3.2 De rechtbank heeft de termijn van de wettelijke schuldsaneringsregeling ten aanzien van [appellante] verlengd, kort gezegd, omdat [appellante] gedurende een substantieel deel (ongeveer twee jaar) van de looptijd van de schuldsaneringsregeling haar sollicitatieverplichting niet is nagekomen.

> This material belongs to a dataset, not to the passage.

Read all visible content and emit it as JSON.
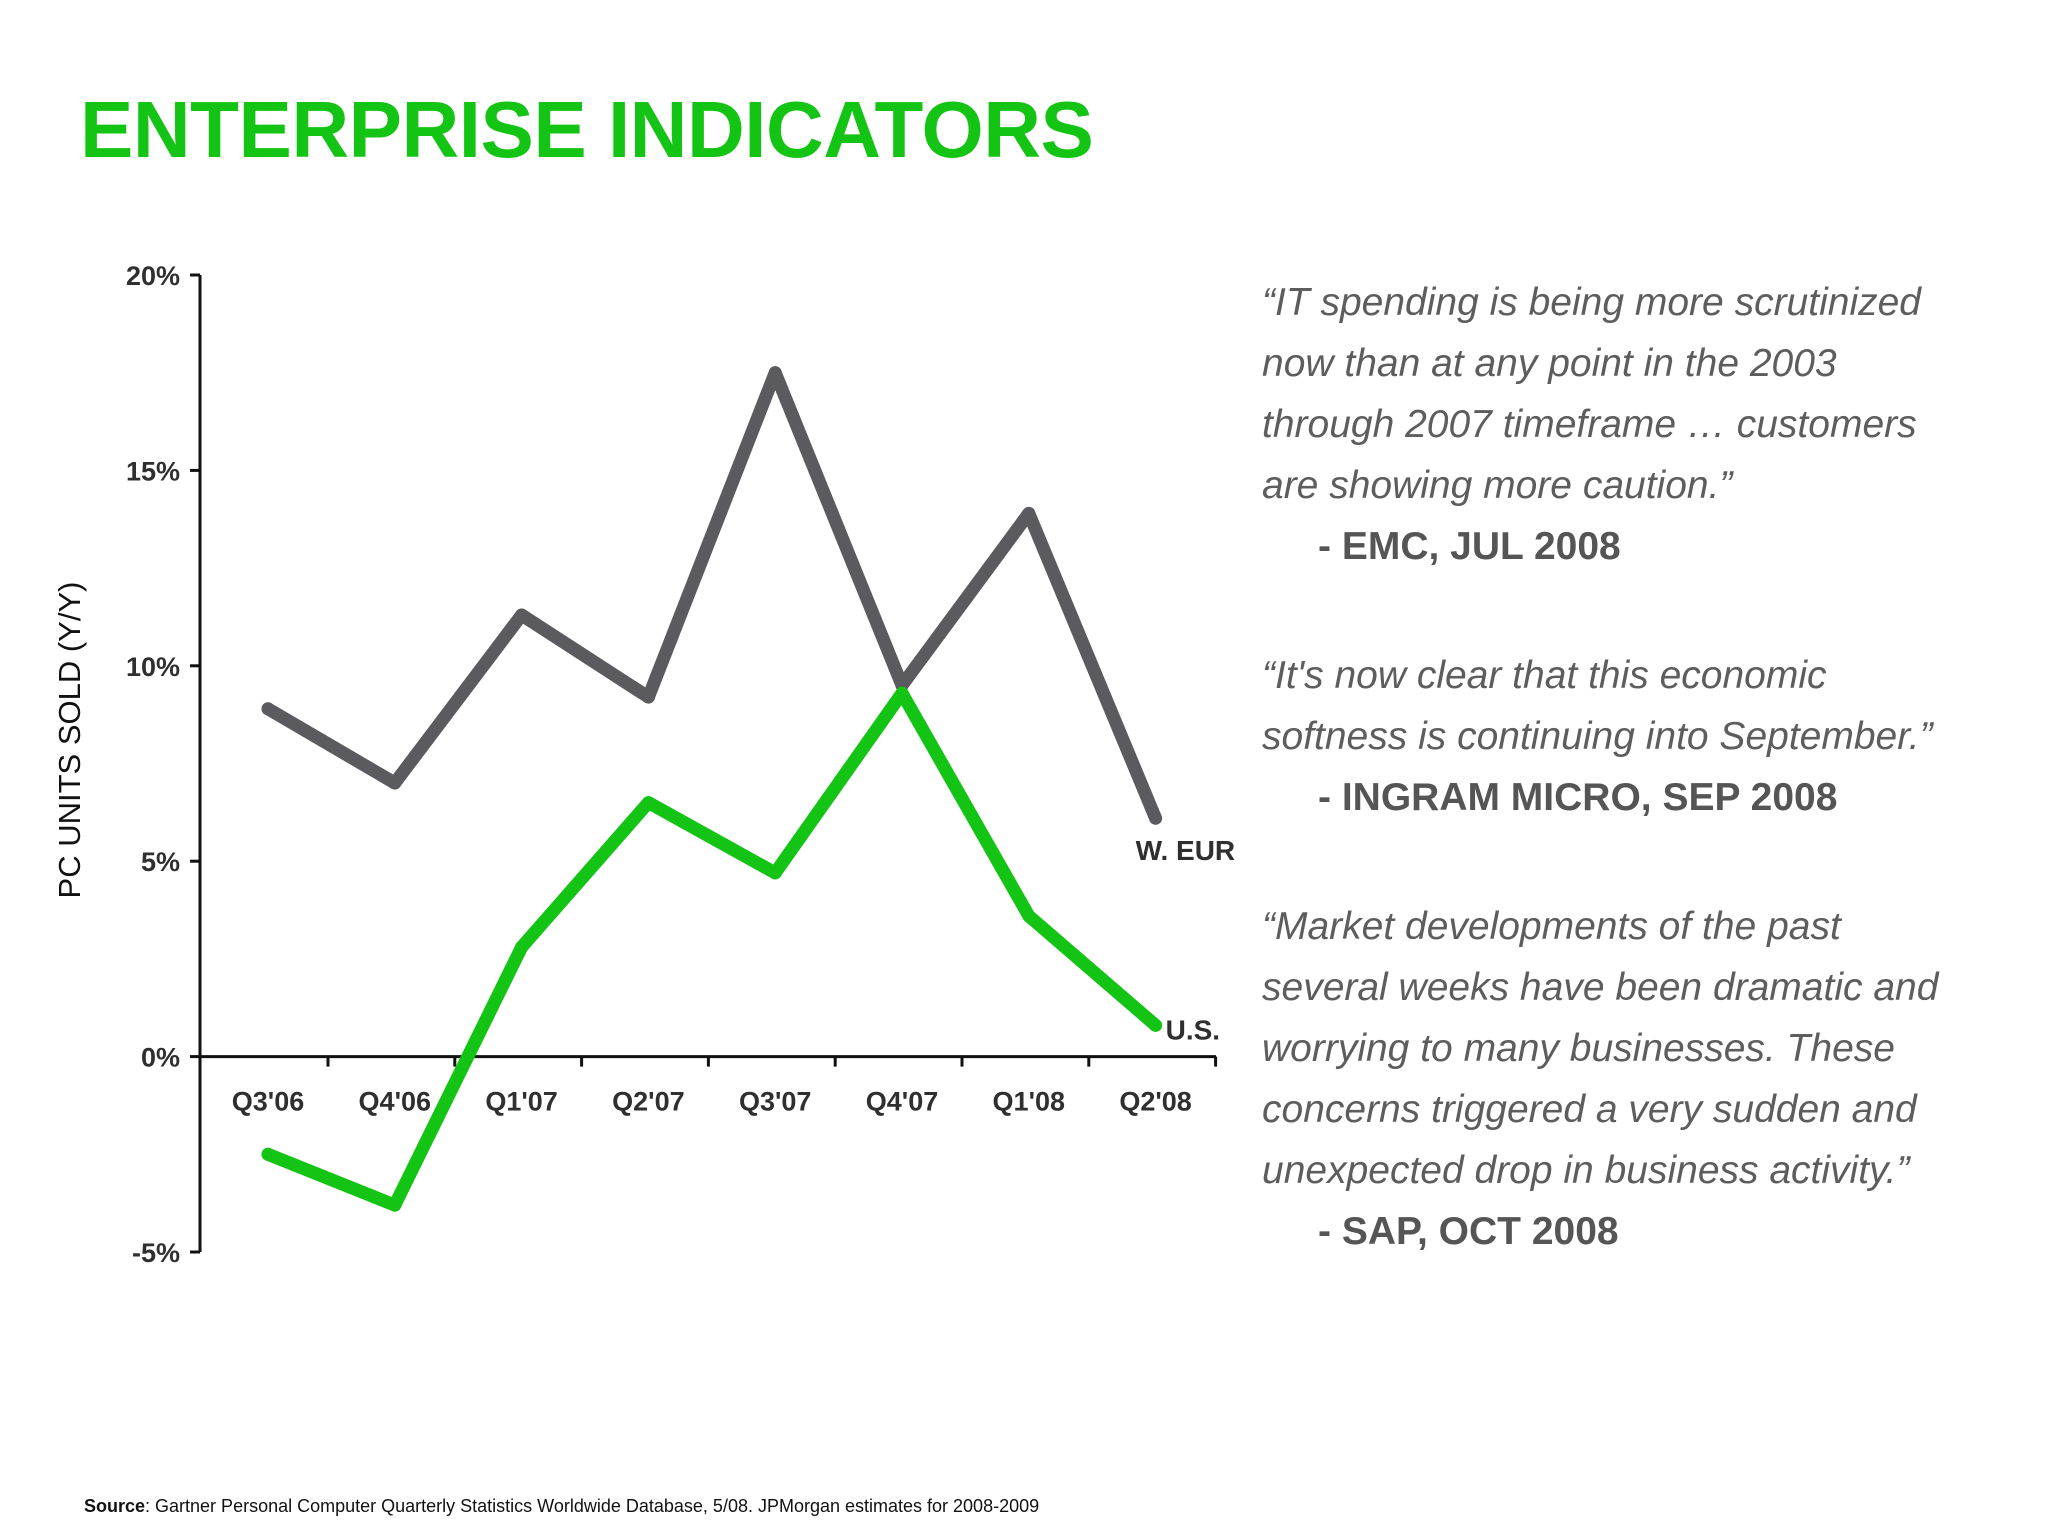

3.3 [appellante] heeft erkend dat zij gedurende de eerste twee jaren van de looptijd van de wettelijke schuldsaneringsregeling niet heeft gesolliciteerd, ondanks het feit dat er voor haar met uitzondering van een periode van zestien weken vanwege een bevalling een sollicitatieverplichting gold. Dat [appellante] de zorg voor drie jonge kinderen heeft en haar kansen op de arbeidsmarkt beperkt worden door haar gebrekkige kennis van de Nederlandse taal en haar lage opleidingsniveau zoals zij heeft aangevoerd, doet naar het oordeel van het hof niet af aan deze sollicitatieverplichting. Evenmin kan het na het vonnis van de rechtbank Utrecht van 3 september 2007 wel stipt nakomen van haar sollicitatieverplichting haar voldoende baten. [appellante] heeft bij voornoemd vonnis een tweede kans gekregen om de schuldsaneringsregeling voort te zetten en met een schone lei te beëindigen. Doordat zij zich na dit vonnis heeft ingespannen te solliciteren heeft zij die tweede kans tot nu toe benut. Zij heeft daarmee echter niet ongedaan kunnen maken dat zij in de eerste twee jaar haar verplichtingen niet is nagekomen. Een verlenging van de termijn van de schuldsaneringsregeling ligt daarom in de rede. De omstandigheid dat aan haar echtgenoot wel de zogenoemde schone lei is verleend en de voortduring van de schuldsaneringsregeling ten aanzien van [appellante] niet zonder gevolgen is voor hem, is onvoldoende om haar verzoek wel toe te wijzen.
3.4 Gelet op het vorenoverwogene is het hof van oordeel dat de rechtbank op goede gronden de termijn van de schuldsaneringsregeling heeft verlengd. Het bestreden vonnis zal worden bekrachtigd.
Het hof, recht doende in hoger beroep:
bekrachtigt het vonnis van de rechtbank Utrecht van 13 mei 2008.
Dit arrest is gewezen door mrs. A. Smeeïng-van Hees, E.B. Knottnerus en L.R. van der Weij en in tegenwoordigheid van de griffier uitgesproken ter openbare terechtzitting van 17 juli 2008.